Hier, l'Elysée a tenté de rassurer les organisations syndicales de l'audiovisuel public, qui ont créé leur blogue - ouvert à tous - le 1er février. En recevant l'intersyndicale, le Château a « réaffirmé que le périmètre de France Télévisions serait maintenu, qu'il n'y aurait pas de privatisation, et que le manque à gagner, évalué à 1,2 milliard d'euros [800 millions de recettes publicitaires perdues et financement des programmes de substitution], serait compensé euro par euro », a expliqué Jean-François Téaldi, porte-parole de l'intersyndicale, à l'issue d'une rencontre au palais présidentiel (le compte-rendu de l’intersyndicale est ici).
L'intersyndicale a fait part de sa « grosse déception » concernant le refus de l'Elysée d'envisager une hausse de la redevance. Le gouvernement « travaille » sur des pistes pour combler le déficit publicitaire : taxation des opérateurs de téléphonie mobile et d'Internet, et taxation des recettes publicitaires supplémentaires des chaînes privées, qui devraient bénéficier d'un report de « 60 à 90 % » des recettes du groupe public, a ajouté Jean-François Téaldi. « Mais ils sont conscients que ces alternatives de financement ne répondront pas à la totalité du problème », a-t-il continué.
Les syndicats craignent aussi un changement de périmètre de France Télévisions, même si le gouvernement assure le contraire. Plus de trois-cents salariés de la régie publicitaire de France Télévisions sont par ailleurs directement menacés.

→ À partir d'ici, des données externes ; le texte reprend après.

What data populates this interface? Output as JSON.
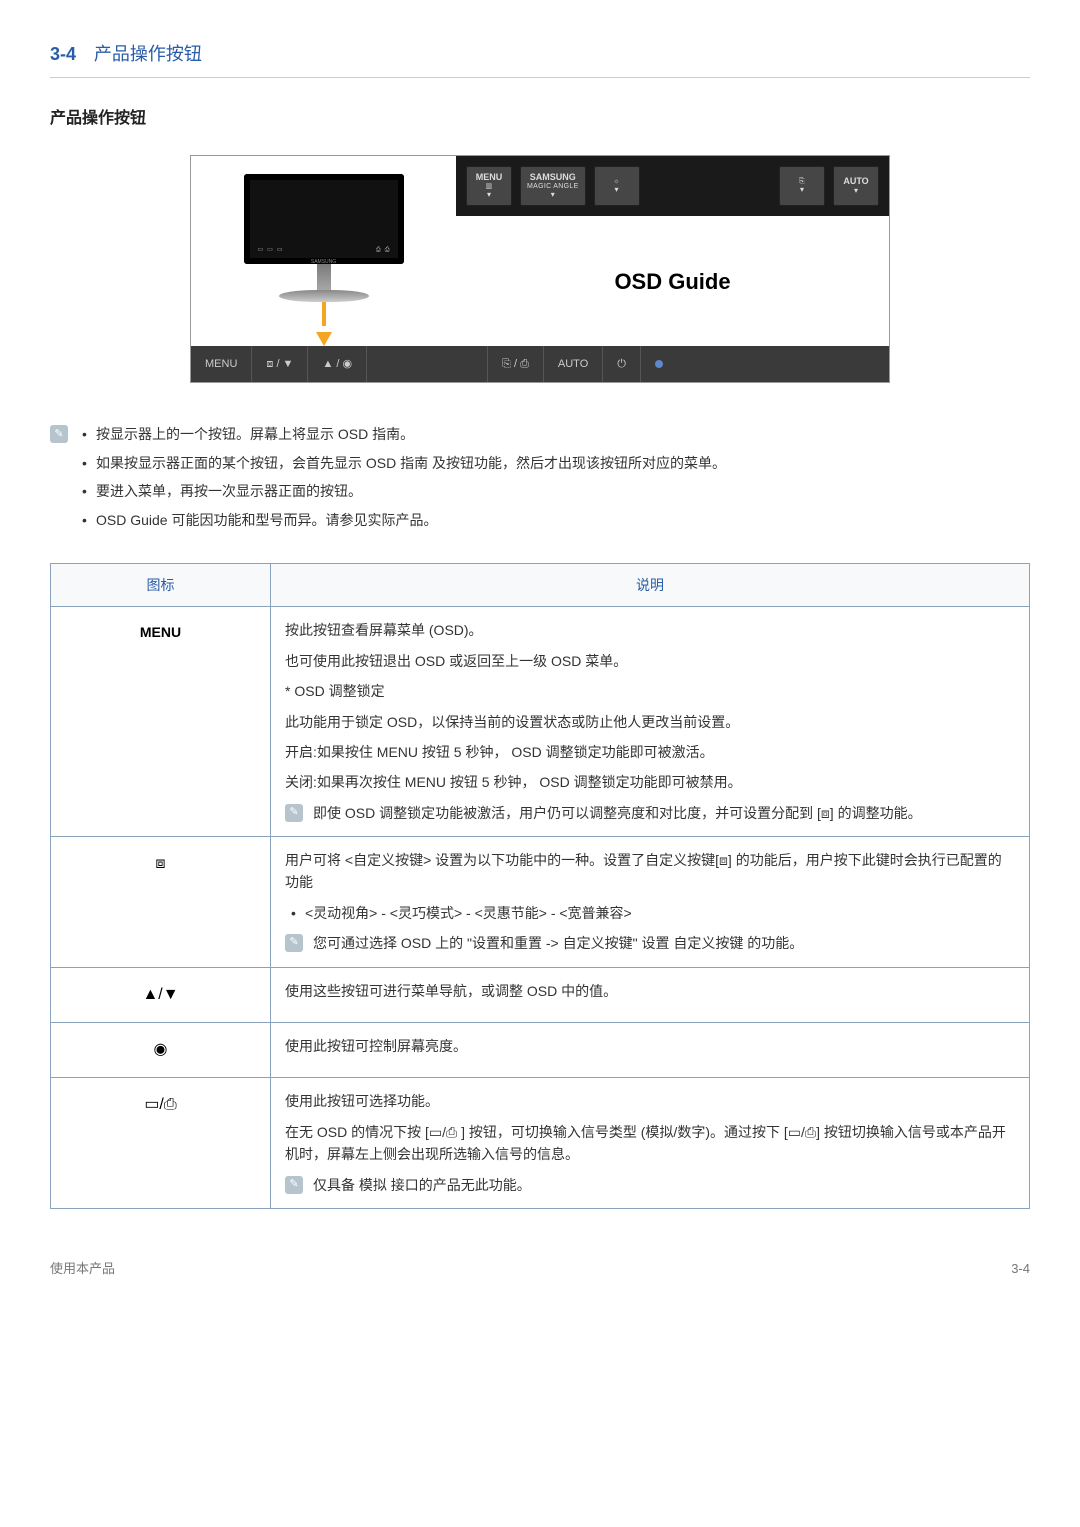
{
  "header": {
    "number": "3-4",
    "title": "产品操作按钮"
  },
  "subTitle": "产品操作按钮",
  "diagram": {
    "osdButtons": [
      {
        "top": "MENU",
        "mid": "▥",
        "tri": "▾"
      },
      {
        "top": "SAMSUNG",
        "mid": "MAGIC\nANGLE",
        "tri": "▾"
      },
      {
        "top": "",
        "mid": "☼",
        "tri": "▾"
      },
      {
        "top": "",
        "mid": "⎘",
        "tri": "▾"
      },
      {
        "top": "AUTO",
        "mid": "",
        "tri": "▾"
      }
    ],
    "osdGuide": "OSD Guide",
    "strip": [
      {
        "label": "MENU"
      },
      {
        "label": "⧈ / ▼"
      },
      {
        "label": "▲ / ◉"
      },
      {
        "label": "⎘ / ⎙"
      },
      {
        "label": "AUTO"
      },
      {
        "label": "⏻"
      },
      {
        "label": "•"
      }
    ],
    "monitorBrand": "SAMSUNG"
  },
  "notes": [
    "按显示器上的一个按钮。屏幕上将显示 OSD 指南。",
    "如果按显示器正面的某个按钮，会首先显示 OSD 指南 及按钮功能，然后才出现该按钮所对应的菜单。",
    "要进入菜单，再按一次显示器正面的按钮。",
    "OSD Guide 可能因功能和型号而异。请参见实际产品。"
  ],
  "table": {
    "headers": {
      "icon": "图标",
      "desc": "说明"
    },
    "rows": [
      {
        "icon": "MENU",
        "iconType": "text",
        "lines": [
          "按此按钮查看屏幕菜单 (OSD)。",
          "也可使用此按钮退出 OSD 或返回至上一级 OSD 菜单。",
          "* OSD 调整锁定",
          "此功能用于锁定 OSD，以保持当前的设置状态或防止他人更改当前设置。",
          "开启:如果按住 MENU 按钮 5 秒钟， OSD 调整锁定功能即可被激活。",
          "关闭:如果再次按住 MENU 按钮 5 秒钟， OSD 调整锁定功能即可被禁用。"
        ],
        "note": "即使 OSD 调整锁定功能被激活，用户仍可以调整亮度和对比度，并可设置分配到 [⧈] 的调整功能。"
      },
      {
        "icon": "⧈",
        "iconType": "symbol",
        "lines": [
          "用户可将 <自定义按键> 设置为以下功能中的一种。设置了自定义按键[⧈] 的功能后，用户按下此键时会执行已配置的功能"
        ],
        "bullets": [
          "<灵动视角> - <灵巧模式> - <灵惠节能> - <宽普兼容>"
        ],
        "note": "您可通过选择 OSD 上的 \"设置和重置 -> 自定义按键\" 设置 自定义按键 的功能。"
      },
      {
        "icon": "▲/▼",
        "iconType": "symbol",
        "lines": [
          "使用这些按钮可进行菜单导航，或调整 OSD 中的值。"
        ]
      },
      {
        "icon": "◉",
        "iconType": "symbol",
        "lines": [
          "使用此按钮可控制屏幕亮度。"
        ]
      },
      {
        "icon": "▭/⎙",
        "iconType": "symbol",
        "lines": [
          "使用此按钮可选择功能。",
          "在无 OSD 的情况下按 [▭/⎙ ] 按钮，可切换输入信号类型 (模拟/数字)。通过按下 [▭/⎙] 按钮切换输入信号或本产品开机时，屏幕左上侧会出现所选输入信号的信息。"
        ],
        "note": "仅具备 模拟 接口的产品无此功能。"
      }
    ]
  },
  "footer": {
    "left": "使用本产品",
    "right": "3-4"
  }
}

Le P-DG de France Télévisions, Patrick de Carolis, a convoqué un conseil d'admnistration extraordinaire pour le 27 février sur la suppression de la publicité, demandant aux ministres de tutelle des garanties de compensation dès 2008.
Les représentants des pouvoirs publics ont assuré aux représentants des salariés que l'objectif de cette réforme était le « développement d'un service public de la télévision puissant, centré sur ses missions de service public, financé à la hauteur de cette importante exigence, en préservant l'intégralité de son périmètre », a déclaré David Martinon, l'encore porte-parole de l'Élysée.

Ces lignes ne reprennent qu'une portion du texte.